自 20 世纪 80 年代初以来,全球植被的绿色度和生产力发生了显著变化。然而,生产力和绿色度之间关系的变化,即耦合及其潜在机制,还了解甚少。黄土高原(LP)是中国最重要的植被绿化区之一。然而,在过去的四十年里,LP 生产力和绿色度之间的耦合变化以及环境和人为因素如何影响这种耦合的情况仍缺乏记录。我们使用长期遥感的叶面积指数(LAI)、总初级生产力(GPP)和太阳诱导叶绿素荧光(SIF),研究了 LP 中 GPP 和 LAI 之间的年际耦合趋势(即 GPP-LAI 耦合)及其对气候因子和造林的响应。
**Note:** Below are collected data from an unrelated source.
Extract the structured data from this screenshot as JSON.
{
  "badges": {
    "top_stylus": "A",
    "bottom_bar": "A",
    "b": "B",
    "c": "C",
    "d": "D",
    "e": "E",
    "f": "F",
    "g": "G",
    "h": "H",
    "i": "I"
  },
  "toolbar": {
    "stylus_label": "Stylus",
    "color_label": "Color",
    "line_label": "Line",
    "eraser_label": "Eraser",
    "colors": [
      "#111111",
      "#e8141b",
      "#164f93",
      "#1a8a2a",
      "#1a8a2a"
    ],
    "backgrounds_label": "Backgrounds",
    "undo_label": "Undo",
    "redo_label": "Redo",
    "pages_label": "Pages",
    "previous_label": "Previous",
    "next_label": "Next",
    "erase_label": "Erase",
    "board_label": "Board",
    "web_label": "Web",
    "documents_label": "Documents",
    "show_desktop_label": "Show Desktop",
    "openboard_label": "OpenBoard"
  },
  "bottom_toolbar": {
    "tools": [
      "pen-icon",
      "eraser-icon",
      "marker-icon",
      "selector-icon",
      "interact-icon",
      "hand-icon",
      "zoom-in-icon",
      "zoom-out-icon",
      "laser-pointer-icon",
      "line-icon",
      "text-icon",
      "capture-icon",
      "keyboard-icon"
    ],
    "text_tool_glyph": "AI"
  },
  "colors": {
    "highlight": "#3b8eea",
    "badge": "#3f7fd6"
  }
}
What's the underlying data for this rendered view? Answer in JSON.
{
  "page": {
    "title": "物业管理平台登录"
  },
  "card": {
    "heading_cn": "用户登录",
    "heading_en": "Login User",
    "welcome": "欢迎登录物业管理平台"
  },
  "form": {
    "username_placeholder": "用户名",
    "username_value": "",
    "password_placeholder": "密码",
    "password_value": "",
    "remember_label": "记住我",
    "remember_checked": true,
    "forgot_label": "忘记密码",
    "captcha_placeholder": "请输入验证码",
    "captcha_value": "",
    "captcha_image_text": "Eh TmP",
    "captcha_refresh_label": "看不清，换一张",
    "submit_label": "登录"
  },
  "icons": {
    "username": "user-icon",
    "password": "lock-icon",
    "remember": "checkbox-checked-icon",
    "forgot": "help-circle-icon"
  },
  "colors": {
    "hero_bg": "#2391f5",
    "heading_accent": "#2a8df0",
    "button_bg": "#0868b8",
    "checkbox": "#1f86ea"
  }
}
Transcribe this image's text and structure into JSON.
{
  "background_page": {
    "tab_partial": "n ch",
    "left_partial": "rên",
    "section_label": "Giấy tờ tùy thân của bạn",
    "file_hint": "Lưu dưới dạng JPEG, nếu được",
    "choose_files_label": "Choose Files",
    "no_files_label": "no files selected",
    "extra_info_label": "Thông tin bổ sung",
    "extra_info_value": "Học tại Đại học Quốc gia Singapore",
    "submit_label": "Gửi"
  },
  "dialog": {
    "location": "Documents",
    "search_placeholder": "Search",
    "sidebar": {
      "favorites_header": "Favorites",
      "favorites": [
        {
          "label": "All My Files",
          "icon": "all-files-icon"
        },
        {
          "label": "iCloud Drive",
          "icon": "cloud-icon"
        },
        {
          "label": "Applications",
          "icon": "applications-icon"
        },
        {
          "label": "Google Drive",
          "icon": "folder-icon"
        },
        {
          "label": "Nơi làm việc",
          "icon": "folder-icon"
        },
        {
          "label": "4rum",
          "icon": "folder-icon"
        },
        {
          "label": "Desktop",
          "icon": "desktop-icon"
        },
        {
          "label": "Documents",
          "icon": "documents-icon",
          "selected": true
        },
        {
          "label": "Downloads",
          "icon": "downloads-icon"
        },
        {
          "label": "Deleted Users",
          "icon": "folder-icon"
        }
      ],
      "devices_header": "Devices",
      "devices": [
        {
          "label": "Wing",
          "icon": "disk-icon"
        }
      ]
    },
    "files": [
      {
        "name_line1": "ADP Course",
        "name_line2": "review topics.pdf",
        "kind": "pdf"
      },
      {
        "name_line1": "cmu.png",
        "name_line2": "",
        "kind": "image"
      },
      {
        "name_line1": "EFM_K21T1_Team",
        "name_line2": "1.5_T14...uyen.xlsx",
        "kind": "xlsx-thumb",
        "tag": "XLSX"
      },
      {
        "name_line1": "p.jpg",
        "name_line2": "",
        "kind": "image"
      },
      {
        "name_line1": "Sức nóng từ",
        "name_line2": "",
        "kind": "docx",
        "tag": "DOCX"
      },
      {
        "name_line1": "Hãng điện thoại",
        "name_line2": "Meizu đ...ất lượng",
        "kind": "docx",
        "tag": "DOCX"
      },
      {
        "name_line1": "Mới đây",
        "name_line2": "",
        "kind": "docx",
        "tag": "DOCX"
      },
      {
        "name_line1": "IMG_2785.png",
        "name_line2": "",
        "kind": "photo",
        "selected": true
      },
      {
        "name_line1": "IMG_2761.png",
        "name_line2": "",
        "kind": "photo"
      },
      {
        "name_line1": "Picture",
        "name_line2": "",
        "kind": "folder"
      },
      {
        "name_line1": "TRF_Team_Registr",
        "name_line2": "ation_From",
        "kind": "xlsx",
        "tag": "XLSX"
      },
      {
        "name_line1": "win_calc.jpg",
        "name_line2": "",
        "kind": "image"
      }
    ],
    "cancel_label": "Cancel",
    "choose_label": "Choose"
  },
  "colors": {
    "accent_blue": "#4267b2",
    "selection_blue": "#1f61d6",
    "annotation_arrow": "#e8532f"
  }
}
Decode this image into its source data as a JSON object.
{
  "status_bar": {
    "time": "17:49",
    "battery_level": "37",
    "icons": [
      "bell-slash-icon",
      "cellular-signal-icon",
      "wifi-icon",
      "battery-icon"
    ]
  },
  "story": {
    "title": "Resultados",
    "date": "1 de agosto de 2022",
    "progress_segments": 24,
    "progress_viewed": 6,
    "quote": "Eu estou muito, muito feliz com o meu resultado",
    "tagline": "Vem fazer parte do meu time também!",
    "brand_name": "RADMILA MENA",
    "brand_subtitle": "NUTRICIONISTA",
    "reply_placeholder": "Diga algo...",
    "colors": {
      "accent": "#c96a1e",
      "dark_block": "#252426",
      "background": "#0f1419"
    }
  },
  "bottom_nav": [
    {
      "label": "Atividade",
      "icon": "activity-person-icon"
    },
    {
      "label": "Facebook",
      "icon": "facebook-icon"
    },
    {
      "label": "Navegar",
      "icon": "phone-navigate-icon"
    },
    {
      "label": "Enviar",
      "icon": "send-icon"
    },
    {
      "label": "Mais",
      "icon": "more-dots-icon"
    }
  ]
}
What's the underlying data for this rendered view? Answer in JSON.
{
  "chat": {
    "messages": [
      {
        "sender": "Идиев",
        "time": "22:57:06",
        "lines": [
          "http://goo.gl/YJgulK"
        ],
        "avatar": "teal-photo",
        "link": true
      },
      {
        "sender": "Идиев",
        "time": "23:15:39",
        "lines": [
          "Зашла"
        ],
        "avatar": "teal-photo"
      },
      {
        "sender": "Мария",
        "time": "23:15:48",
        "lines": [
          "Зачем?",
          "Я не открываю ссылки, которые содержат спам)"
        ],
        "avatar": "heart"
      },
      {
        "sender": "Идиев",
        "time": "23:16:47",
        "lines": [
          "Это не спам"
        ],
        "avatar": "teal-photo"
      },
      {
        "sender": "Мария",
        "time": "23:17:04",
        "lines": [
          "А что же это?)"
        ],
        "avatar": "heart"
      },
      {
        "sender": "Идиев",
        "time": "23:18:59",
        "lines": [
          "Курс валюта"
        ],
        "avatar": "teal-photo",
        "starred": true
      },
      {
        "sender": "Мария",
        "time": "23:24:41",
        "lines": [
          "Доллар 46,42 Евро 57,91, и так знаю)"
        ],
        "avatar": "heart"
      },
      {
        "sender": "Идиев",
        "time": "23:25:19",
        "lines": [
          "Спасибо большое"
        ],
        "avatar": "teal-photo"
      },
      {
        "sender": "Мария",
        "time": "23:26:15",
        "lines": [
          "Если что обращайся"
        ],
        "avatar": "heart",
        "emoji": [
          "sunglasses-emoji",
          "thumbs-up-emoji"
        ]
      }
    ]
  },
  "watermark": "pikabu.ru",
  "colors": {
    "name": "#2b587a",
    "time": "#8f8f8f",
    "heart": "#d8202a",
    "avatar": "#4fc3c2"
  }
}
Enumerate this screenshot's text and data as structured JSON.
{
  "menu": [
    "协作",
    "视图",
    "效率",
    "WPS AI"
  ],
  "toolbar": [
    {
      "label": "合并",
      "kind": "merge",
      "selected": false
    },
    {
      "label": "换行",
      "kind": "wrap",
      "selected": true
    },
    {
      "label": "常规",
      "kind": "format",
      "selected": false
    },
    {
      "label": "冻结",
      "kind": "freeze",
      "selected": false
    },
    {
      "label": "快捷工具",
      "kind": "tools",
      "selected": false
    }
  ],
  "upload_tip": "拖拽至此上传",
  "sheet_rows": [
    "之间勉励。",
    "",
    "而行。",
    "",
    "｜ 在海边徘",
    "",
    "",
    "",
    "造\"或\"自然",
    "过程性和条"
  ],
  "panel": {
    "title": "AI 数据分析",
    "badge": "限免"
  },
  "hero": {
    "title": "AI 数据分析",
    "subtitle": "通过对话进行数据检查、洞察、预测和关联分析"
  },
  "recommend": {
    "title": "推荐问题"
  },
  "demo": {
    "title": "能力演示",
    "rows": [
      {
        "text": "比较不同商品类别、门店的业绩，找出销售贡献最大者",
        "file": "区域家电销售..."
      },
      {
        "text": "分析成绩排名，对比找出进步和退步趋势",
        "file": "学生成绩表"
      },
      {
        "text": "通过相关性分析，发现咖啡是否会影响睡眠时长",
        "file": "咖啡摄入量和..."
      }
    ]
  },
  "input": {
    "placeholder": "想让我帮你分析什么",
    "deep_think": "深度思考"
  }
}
我们发现,1982 年至 2018 年,LP 中的 GPP-LAI 耦合呈单调递增趋势(0.0043 yr,p < 0.05),其中 LP 西北部的显著趋势是由土壤水分增加和土地覆盖变化驱动的,例如增加的草地和造林。TRENDY 项目的 11 个最先进的生态系统模型的集合未能捕捉到 LP 中 GPP-LAI 耦合的观测到的单调递增趋势。在各种未来情景下,22 个地球系统模型(ESMs)一致预测 LP 中的 GPP-LAI 耦合在 2019 年至 2100 年期间呈下降趋势,这是由于 ESM 中生态系统组成部分的固有不确定性和对未来气候条件的模拟存在显著偏差,因此应该谨慎对待。我们的研究强调需要增强调节光合作用和冠层结构耦合关系的关键机制,以准确估计全球气候变化下干旱地区的生态系统变化。